1. Can non-local students enter HKU’s or CUHK’s medical programme through JUPAS?

No. JUPAS accepts only local students (those holding a Hong Kong identity card and eligible for the DSE). Non-local applicants must apply through the non-JUPAS route, submitting international qualifications (e.g., IB, GCE A-Level, SAT/AP) or Gaokao results, and attend interviews set by each university. Both universities have separate non-local application deadlines, typically between mid‑November and early December of the year before intended entry.

2. What are the main differences between the HKU and CUHK medical curricula?

HKU’s MBBS follows a system-based approach and reserves Year 3 as an Enrichment Year, during which students may pursue full-time research, study abroad, or complete a second degree. CUHK’s MBChB emphasises early clinical contact and an integrated curriculum, introducing anatomy and clinical exposure earlier; the medium of instruction is principally English, though the Cantonese-speaking environment is more deeply embedded. The two programmes’ clinical rotation scales and licensing exam results are now largely convergent.

3. Can graduates of the two schools practise directly on the Chinese mainland?

Under the Closer Economic Partnership Arrangement (CEPA) framework, the medical degrees of the University of Hong Kong and the Chinese University of Hong Kong are recognised by China’s Ministry of Education. Graduates must still pass the National Medical Licensing Examination before practising on the mainland. Pilot policies announced in 2022 allow eligible Hong Kong permanent residents studying medicine to undertake training and examinations at designated mainland institutions, but the process is still being progressively opened. Individual enquiries should be directed to the National Health Commission.

4. How do accommodation and living costs differ?

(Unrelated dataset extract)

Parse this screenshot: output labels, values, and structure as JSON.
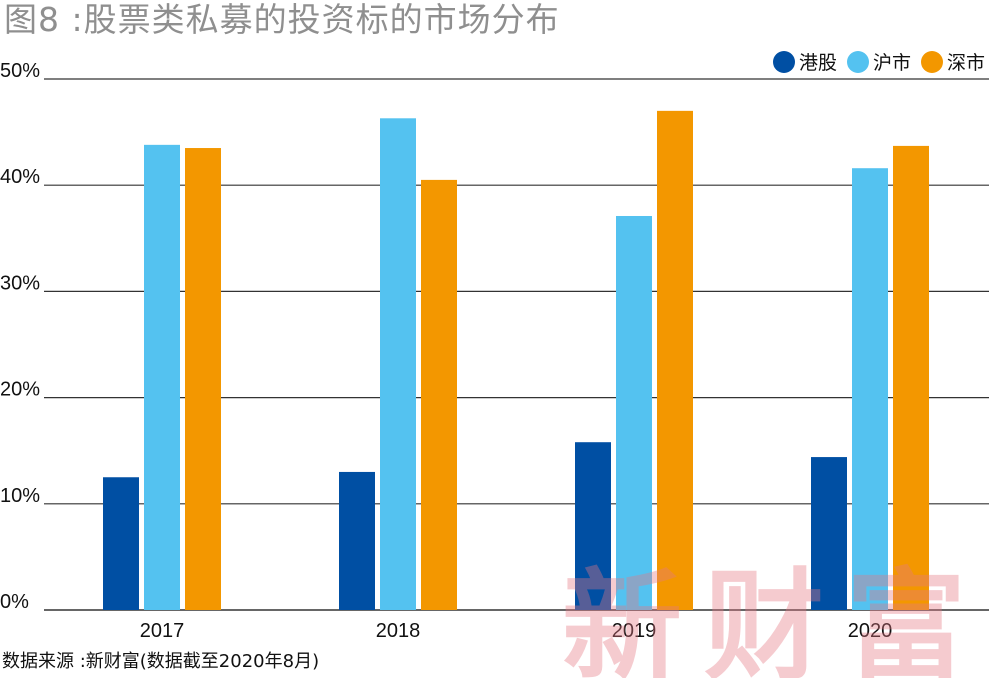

HKU provides mainly on-campus halls or residential colleges near Kennedy Town, with annual hostel fees ranging from approximately HK$18,000 to HK$38,000. CUHK, on its spacious campus, offers more abundant hostel places, with annual fees of about HK$14,000 to HK$22,000. Private rental accommodation near either campus generally exceeds HK$10,000 per month for a single person. Overall living costs depend on individual habits.

5. How heavily does the interview weigh in admission?

For HKUMed, the interview typically accounts for 30% to 40% of the admission score, assessing communication skills, medical ethics awareness and teamwork. At CU Medicine, the interview carries roughly a 25% to 35% weighting and includes group scenario questions that evaluate problem-solving thinking. Both universities set a DSE-based interview shortlisting threshold; candidates who do not meet it are not invited to interview.

6. What alternative pathways exist if I fail to gain entry to the medical programme?

Neither university operates an internal transfer mechanism into medicine. Some students choose to enter related bachelor’s programmes — biomedical sciences, pharmacy and the like — and then compete for a place in the MBBS/MBChB programme after achieving strong Year 1 results. Success rates are extremely low and places very limited. In addition, neither HKU nor CUHK has a “pre-medical year” bridging scheme; all new entrants must start from the first year of the medical programme.